After a year of preparations, Angelin Preljocaj unveiled his latest piece, N (titled 8, or (h)ate in the U.S.), a vast, timely fresco about war. In association with German experimental media artists Granular Synthesis, whose work fuses video and sound in a revolutionary new way, Preljocaj brought his dancers to another dimension. A precise series of combat movements characterized this full-length exploration of war and its horrors, which included a chilling reference to the Abu Ghraib prison scandal, complete with blindfolded dancers obeying their vicious keepers. A groaning soundtrack with echoes of distant war machines and muffled heartbeats brought the dancers to their final act of disintegration as they disappeared under an unending series of powerful strobes that warped the spectators’ vision.
Hip hop has long been a passion of Montanari’s; he has followed its evolution closely since it arrived in France some 20 years ago.
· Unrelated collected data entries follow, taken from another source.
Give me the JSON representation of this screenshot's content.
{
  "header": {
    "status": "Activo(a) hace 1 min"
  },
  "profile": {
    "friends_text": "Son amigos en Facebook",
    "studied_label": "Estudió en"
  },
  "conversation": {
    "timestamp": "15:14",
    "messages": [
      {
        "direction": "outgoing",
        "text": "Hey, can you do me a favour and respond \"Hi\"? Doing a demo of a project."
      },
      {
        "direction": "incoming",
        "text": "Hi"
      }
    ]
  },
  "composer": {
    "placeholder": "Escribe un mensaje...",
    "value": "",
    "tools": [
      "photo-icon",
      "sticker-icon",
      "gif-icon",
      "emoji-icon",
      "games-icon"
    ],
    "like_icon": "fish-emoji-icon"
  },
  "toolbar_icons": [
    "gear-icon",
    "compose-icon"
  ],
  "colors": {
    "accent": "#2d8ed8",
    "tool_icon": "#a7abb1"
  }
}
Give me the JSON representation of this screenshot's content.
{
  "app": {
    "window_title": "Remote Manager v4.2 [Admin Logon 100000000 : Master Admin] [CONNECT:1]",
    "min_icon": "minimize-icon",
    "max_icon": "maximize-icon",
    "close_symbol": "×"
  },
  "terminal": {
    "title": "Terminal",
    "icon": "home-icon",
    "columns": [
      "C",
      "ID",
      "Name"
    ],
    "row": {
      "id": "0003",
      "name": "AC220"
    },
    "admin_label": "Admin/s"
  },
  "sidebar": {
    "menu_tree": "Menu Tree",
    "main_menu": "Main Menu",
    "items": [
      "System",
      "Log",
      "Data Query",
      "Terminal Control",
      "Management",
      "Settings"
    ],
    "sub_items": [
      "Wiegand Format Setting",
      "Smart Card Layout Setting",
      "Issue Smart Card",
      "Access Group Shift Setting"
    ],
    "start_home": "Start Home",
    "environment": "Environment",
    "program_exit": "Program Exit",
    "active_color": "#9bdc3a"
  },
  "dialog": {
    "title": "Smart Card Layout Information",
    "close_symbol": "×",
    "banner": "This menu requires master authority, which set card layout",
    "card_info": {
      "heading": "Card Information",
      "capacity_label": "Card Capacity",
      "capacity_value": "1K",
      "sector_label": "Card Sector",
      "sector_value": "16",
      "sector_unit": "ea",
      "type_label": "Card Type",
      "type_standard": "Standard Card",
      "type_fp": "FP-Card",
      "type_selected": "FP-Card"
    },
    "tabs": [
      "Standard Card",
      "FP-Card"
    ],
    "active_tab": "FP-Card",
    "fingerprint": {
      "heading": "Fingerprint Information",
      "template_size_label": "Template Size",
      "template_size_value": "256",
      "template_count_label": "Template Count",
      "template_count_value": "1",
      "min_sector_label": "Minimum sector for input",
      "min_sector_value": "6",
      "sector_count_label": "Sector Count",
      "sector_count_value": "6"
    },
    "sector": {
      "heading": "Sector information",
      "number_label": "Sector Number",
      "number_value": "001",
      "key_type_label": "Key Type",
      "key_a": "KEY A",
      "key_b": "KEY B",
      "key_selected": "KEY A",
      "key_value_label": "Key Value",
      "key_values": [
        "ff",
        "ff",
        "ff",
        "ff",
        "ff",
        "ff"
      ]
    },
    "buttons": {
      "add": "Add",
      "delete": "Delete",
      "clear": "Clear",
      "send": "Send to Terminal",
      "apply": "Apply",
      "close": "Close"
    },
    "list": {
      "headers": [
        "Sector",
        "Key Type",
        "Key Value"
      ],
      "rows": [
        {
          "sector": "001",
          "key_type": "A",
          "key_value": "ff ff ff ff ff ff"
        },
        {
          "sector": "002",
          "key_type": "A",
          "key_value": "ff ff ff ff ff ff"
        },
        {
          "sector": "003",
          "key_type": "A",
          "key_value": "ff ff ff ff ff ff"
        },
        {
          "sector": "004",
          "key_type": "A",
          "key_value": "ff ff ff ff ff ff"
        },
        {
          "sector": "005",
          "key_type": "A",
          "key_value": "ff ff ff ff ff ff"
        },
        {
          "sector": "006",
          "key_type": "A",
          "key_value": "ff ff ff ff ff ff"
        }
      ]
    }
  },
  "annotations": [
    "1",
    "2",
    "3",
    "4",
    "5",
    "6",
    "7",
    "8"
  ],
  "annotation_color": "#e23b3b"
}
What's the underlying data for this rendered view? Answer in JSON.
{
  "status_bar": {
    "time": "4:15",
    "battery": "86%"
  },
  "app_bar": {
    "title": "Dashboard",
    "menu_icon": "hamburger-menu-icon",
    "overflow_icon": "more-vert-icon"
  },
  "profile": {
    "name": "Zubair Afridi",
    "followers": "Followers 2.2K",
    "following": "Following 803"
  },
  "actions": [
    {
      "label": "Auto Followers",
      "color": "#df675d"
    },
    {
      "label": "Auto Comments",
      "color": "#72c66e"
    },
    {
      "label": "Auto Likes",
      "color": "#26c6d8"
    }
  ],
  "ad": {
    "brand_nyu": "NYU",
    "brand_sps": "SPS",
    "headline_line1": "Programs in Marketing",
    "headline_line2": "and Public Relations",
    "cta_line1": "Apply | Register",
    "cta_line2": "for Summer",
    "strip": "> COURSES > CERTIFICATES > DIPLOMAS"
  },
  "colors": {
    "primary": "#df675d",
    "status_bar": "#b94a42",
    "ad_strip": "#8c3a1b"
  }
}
He says he now feels that this popular dance movement, reminiscent of the arrival of tango in Buenos Aires during the late 19th century, has matured.
Among the break-dancers featured was Mayada, a new group of five former dancers from the highly successful French Compagnie Käfig. Despite their minimal fiscal means, this all-male group’s Versus, an intimate exploration of the human psyche, was a pleasant surprise. Their performance, guided by dancer-choreographer Najib Guerfi, was enhanced by a delightful new talent, Thierry Chandler, the group’s youngest member, whose self-taught technique and million-dollar smile were noteworthy.
The festival ended with what Montanari considered this year’s biggest risk: bringing hip hop onto one of the world’s most beautiful stages, the Opéra Berlioz in the heart of Montpellier. That risk paid off when the public hailed Franck II Louise’s staging of “Hip-Hop Sampling,” an evening-length program featuring some of France’s most remarkable artists, with a wild standing ovation, bringing this reborn festival to a dynamic close.